Another guiding influence alongside the Dutch master was Jean Fautrier (1898–1964), who embodies the French part of Eugène Leroy's work. From Rembrandt or Fautrier, each of whom explores the multiple possibilities of matter in his own way, Eugène Leroy inherited the technique of impasto, lending his paintings that sense of relief, to the point of 'penetrating into a cave', to quote Baselitz, recalling his first encounter with Eugène Leroy's painting, in Paris, in 1961: 'I found in it images as brown as fields, as stone, as wood, as moss, as scent. A simple Dutch composition with an unheard-of accumulation of colours’. The great German painter was one of the first to see in Eugène Leroy's painting 'a completely different phenomenon' in the Paris of the New Realists.

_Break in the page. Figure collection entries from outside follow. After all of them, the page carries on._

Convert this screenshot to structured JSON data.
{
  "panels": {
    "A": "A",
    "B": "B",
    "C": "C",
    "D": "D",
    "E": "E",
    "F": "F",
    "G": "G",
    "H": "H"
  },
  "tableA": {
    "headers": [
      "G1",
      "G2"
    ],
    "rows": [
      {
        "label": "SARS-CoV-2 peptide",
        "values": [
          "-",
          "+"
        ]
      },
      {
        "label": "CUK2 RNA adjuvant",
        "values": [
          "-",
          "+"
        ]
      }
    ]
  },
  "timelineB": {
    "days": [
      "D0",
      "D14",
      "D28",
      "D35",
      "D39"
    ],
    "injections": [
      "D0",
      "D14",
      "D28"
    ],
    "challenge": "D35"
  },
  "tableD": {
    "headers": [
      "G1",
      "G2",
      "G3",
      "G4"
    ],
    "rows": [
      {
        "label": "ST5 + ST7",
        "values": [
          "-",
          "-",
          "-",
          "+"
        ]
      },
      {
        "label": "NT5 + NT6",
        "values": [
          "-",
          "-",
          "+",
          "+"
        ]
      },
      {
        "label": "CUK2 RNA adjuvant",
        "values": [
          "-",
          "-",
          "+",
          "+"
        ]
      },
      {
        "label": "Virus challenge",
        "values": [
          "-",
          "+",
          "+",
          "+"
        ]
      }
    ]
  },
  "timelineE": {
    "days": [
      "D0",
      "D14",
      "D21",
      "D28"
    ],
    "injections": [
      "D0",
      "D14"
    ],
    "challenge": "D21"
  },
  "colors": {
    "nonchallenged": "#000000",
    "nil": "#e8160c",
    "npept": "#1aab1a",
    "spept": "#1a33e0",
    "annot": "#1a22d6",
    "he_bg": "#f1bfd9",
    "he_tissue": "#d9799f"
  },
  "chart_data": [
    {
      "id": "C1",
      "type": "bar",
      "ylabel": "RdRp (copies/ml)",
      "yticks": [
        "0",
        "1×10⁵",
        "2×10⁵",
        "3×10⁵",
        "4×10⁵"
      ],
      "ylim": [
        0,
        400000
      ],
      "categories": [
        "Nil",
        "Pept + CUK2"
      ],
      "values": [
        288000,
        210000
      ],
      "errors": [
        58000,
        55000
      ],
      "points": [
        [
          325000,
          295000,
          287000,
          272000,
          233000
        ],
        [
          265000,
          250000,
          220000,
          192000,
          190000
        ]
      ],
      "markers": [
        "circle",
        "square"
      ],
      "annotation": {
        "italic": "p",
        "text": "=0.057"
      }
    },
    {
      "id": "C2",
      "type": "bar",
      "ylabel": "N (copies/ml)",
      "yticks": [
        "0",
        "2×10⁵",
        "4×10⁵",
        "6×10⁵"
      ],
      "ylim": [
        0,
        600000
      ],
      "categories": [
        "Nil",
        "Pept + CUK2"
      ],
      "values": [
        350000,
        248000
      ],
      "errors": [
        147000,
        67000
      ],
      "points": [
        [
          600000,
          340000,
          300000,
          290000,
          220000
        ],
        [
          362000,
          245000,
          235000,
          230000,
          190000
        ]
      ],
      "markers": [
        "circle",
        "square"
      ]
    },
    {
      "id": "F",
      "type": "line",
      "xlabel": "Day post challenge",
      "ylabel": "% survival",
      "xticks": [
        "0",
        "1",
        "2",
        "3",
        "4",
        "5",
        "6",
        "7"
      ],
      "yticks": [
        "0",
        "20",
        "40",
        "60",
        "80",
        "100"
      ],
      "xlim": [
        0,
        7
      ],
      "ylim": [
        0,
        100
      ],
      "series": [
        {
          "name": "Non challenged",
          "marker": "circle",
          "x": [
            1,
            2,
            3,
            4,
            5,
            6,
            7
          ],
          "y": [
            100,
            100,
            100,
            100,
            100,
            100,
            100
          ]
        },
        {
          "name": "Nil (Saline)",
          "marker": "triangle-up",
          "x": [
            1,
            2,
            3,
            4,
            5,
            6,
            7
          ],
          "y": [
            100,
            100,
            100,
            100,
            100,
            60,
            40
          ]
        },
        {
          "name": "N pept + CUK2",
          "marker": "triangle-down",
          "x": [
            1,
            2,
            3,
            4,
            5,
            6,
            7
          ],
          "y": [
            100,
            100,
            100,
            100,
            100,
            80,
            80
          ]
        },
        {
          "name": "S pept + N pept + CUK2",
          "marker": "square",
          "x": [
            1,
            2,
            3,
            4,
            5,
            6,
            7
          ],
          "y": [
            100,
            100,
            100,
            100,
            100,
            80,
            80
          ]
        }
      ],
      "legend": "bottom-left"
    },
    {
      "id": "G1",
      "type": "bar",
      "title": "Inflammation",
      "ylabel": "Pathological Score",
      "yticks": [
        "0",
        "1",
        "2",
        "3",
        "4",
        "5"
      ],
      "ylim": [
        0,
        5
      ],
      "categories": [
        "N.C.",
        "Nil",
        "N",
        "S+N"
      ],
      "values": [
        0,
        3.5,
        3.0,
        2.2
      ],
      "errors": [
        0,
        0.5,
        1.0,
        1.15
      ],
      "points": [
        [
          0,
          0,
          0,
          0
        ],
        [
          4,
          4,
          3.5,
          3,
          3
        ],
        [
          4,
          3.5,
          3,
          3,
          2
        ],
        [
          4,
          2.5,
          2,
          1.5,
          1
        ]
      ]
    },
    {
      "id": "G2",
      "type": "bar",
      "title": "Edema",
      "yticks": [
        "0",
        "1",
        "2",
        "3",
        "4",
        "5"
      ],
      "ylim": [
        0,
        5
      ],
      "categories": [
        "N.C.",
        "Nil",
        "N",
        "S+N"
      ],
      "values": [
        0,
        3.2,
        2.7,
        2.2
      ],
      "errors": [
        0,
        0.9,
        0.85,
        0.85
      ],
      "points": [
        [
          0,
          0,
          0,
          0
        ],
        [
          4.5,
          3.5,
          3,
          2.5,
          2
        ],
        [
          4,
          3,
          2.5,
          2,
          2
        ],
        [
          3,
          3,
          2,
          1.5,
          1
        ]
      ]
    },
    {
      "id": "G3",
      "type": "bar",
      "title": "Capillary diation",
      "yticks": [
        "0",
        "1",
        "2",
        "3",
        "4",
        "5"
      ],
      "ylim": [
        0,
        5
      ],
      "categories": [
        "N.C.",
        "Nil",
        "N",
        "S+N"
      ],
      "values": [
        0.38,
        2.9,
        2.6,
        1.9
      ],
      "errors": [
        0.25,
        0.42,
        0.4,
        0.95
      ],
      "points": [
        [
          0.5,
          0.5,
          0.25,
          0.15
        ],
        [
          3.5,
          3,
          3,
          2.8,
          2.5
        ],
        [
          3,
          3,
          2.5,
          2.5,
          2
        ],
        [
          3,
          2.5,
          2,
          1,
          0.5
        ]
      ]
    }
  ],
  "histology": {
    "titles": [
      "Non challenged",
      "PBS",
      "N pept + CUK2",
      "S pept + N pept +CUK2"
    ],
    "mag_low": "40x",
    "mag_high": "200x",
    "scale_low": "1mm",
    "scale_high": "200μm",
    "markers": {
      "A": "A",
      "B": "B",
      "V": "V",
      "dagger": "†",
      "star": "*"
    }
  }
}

The works on show at the Nathalie Obadia Gallery in Brussels – nine paintings and 13 charcoals – date from the period 1989 to 1999, a key decade for the artist, who was watching his work begin to garner international recognition. One notable illustration of this is the fact that Eugène Leroy participated in succession in the Sao Paulo Biennale (1990) and in documenta IX in Kassel (1991) under the artistic direction of Jan Hoet, founder of SMAK in Ghent. Jan Hoet had already held a retrospective of the French painter in 1982 at Van Hedendaagse Kunst in Ghent. This was followed by a series of exhibitions in France and abroad, including two major retrospectives at the Musée d'art moderne in Nice in 1993 and at the Düsseldorf Kunstverein in July 2000, three months after the artist's death at his home-cum-studio in Wasquehal, near Tourcoing.

It was in 2008 that the Musée d'art moderne de la Ville de Paris also paid tribute to Eugène Leroy, after an initial retrospective 20 years earlier.

One of the key contributions made by the exhibition at the Nathalie Obadia Gallery in Brussels to our understanding of Eugène Leroy is the presentation of 13 of his charcoal drawings. These depict female nudes, a fascinating and yet misunderstood part of the meditative work of Eugène Leroy, who was anxious to capture 'not the resemblance, but on the contrary the indefinite, the enigmatic, the unexpected', to quote Jean Clair.

In paying tribute to one of the greatest French painters of the second half of the 20th century, the Nathalie Obadia Gallery is pursuing its commitment to painting as a medium of tradition and modernity, a direction following on from the shows by Shirley Jaffe and Martin Barré, whose recent successes serve to reinforce and encourage the relevance of this choice.